I will admit that I haven't been in a canoe in years... not since college, at any rate... But I enjoy canoeing... I'm actually fairly good at it. I know how to steer one, what to do if you capsize, and how to get into one from the water. (thank you boy scouts) In short, while I may be a little rusty, I am probably a better canoer (sp?) than your average Joe shmoe off the street that has been mixing his Grappa and his Ouzu all day.

So, Silverfox and I decided that we would take Short Stuff for a ride out on the bayou. It didn't hurt that under the Filmore street bridge is a Geocache that is only accessible from the water... Silverfox was down with the idea on that basis alone. We had actually been planning for about a week to do this. Short Stuff was pretty psyched about it too, and he kept asking when we were going in the canoe from the moment I pulled up in front of the festival to the moment we walked up to the rental tent.

There were waivers that we had to sign, and we happily signed them. there were fees to be paid, and we happily paid them. We even borrowed plastic baggies to put our cell phones in, just in case. As I stepped forward in anticipation, I was approached by a gruff old man.

"I'm sorry, but I can't let you have a canoe." he said.

It took a second for me to realize what he said. "Huh?" I said, "why not?"

"I don't have a life jacket that will fit you." he said.

"Okay..." I replied, looking at the long adjusting straps on the life jackets, "I'm an excellent swimmer, and the bayou is only five feet deep at it's deepest, but I understand that you have liability issues. Can I at least try one on and we'll see?"

"No. I'm not giving you a canoe." He said.

"Look, I've been in a canoe before... I know what I'm doing."

"No." he said, getting a little nasty with his tone, "I've seen guys your size capsize too many times to let you in one of my canoes. Plus that, you'll break the seats. I don't want to deal with that."

I admit I was at a loss for words at this. Anyone who has ever been in a canoe knows that you don't actually sit on the seats in a canoe... you kneel on the hull and sort of lean against the seat, never putting you full weight on it.

"Excuse me?" I said.

"You're too heavy." he said, like that was what I wasn't understanding.

"First of all..." I said, trying to keep my tone civil, "You have no idea how much I weigh. Secondly, you're trying to tell me that I'm gonna capsize when you have no idea what my skill level is with this based solely on my size.

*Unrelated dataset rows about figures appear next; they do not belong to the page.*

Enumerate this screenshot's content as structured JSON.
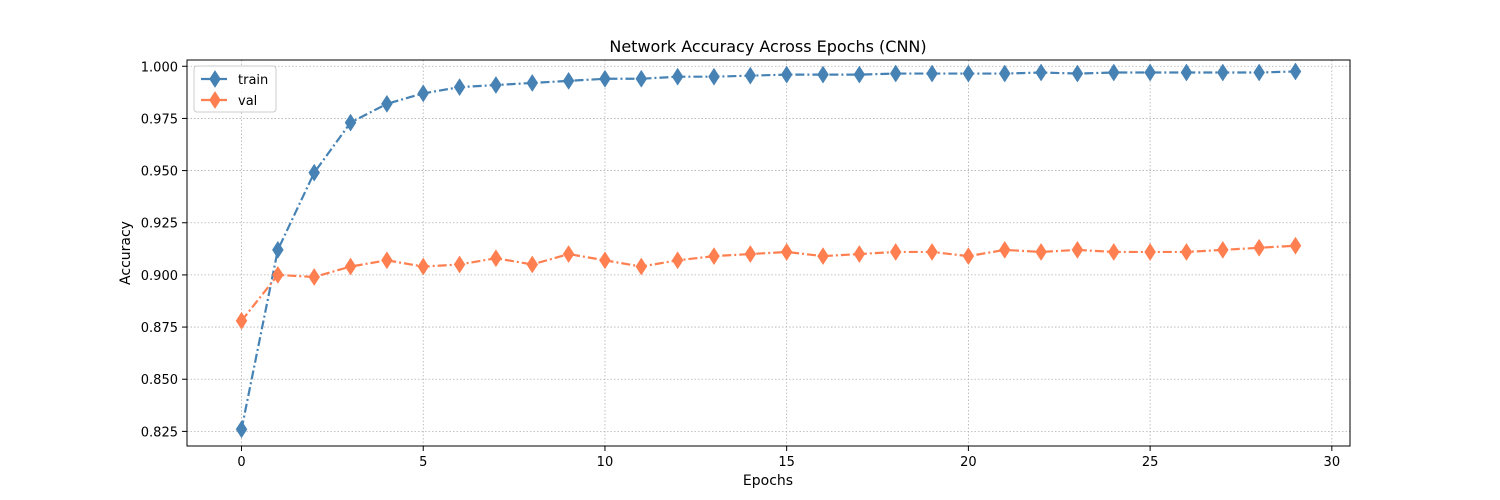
{
  "chart_data": {
    "type": "line",
    "title": "Network Accuracy Across Epochs (CNN)",
    "xlabel": "Epochs",
    "ylabel": "Accuracy",
    "xlim": [
      -1.5,
      30.5
    ],
    "ylim": [
      0.818,
      1.003
    ],
    "xticks": [
      0,
      5,
      10,
      15,
      20,
      25,
      30
    ],
    "yticks": [
      0.825,
      0.85,
      0.875,
      0.9,
      0.925,
      0.95,
      0.975,
      1.0
    ],
    "ytick_labels": [
      "0.825",
      "0.850",
      "0.875",
      "0.900",
      "0.925",
      "0.950",
      "0.975",
      "1.000"
    ],
    "grid": true,
    "legend_position": "top-left",
    "x": [
      0,
      1,
      2,
      3,
      4,
      5,
      6,
      7,
      8,
      9,
      10,
      11,
      12,
      13,
      14,
      15,
      16,
      17,
      18,
      19,
      20,
      21,
      22,
      23,
      24,
      25,
      26,
      27,
      28,
      29
    ],
    "series": [
      {
        "name": "train",
        "color": "#4682b4",
        "marker": "diamond",
        "linestyle": "dashdot",
        "values": [
          0.826,
          0.912,
          0.949,
          0.973,
          0.982,
          0.987,
          0.99,
          0.991,
          0.992,
          0.993,
          0.994,
          0.994,
          0.995,
          0.995,
          0.9955,
          0.996,
          0.996,
          0.996,
          0.9965,
          0.9965,
          0.9965,
          0.9965,
          0.997,
          0.9965,
          0.997,
          0.997,
          0.997,
          0.997,
          0.997,
          0.9975
        ]
      },
      {
        "name": "val",
        "color": "#ff7f50",
        "marker": "diamond",
        "linestyle": "dashdot",
        "values": [
          0.878,
          0.9,
          0.899,
          0.904,
          0.907,
          0.904,
          0.905,
          0.908,
          0.905,
          0.91,
          0.907,
          0.904,
          0.907,
          0.909,
          0.91,
          0.911,
          0.909,
          0.91,
          0.911,
          0.911,
          0.909,
          0.912,
          0.911,
          0.912,
          0.911,
          0.911,
          0.911,
          0.912,
          0.913,
          0.914
        ]
      }
    ]
  }
}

Doesn't that strike you as a little bigoted?"

"Just give him his money back!" he barked at the kids working the table as he walked away.

I stood there for a moment as Silverfox took our money back, not really sure what to do. I thought for a moment about making a scene... but I realized that this guy was just being an ass and there was little I could do to change his mind. I mentally chalked it up to his stupidity and took a deep breath and walked away.

Then I saw Short Stuff's face. "We're not going on the canoe?" he said in a very small voice, with tears welling up in his eyes.

I had to explain to this child that it wasn't his fault, that he had been a very good boy, but it was my fault we weren't going on the canoe ride we had promised him.

Never again.


Melinda Barton said...

You are better tempered than I am, my friend. The second that little one started crying, I would've given that idiot a reason to cry himself. Public humiliation is so effective and fun! It's almost better than a kick in the nuts.

If you choose to lose weight, do so. But don't let assholes make you feel bad about yourself.

lauren said...

Wow. Melinda's right. You are better tempered than either of us. I probably would have cried on the spot. Then maybe later I would have gone back and punctured all of his canoes. Rude bastard.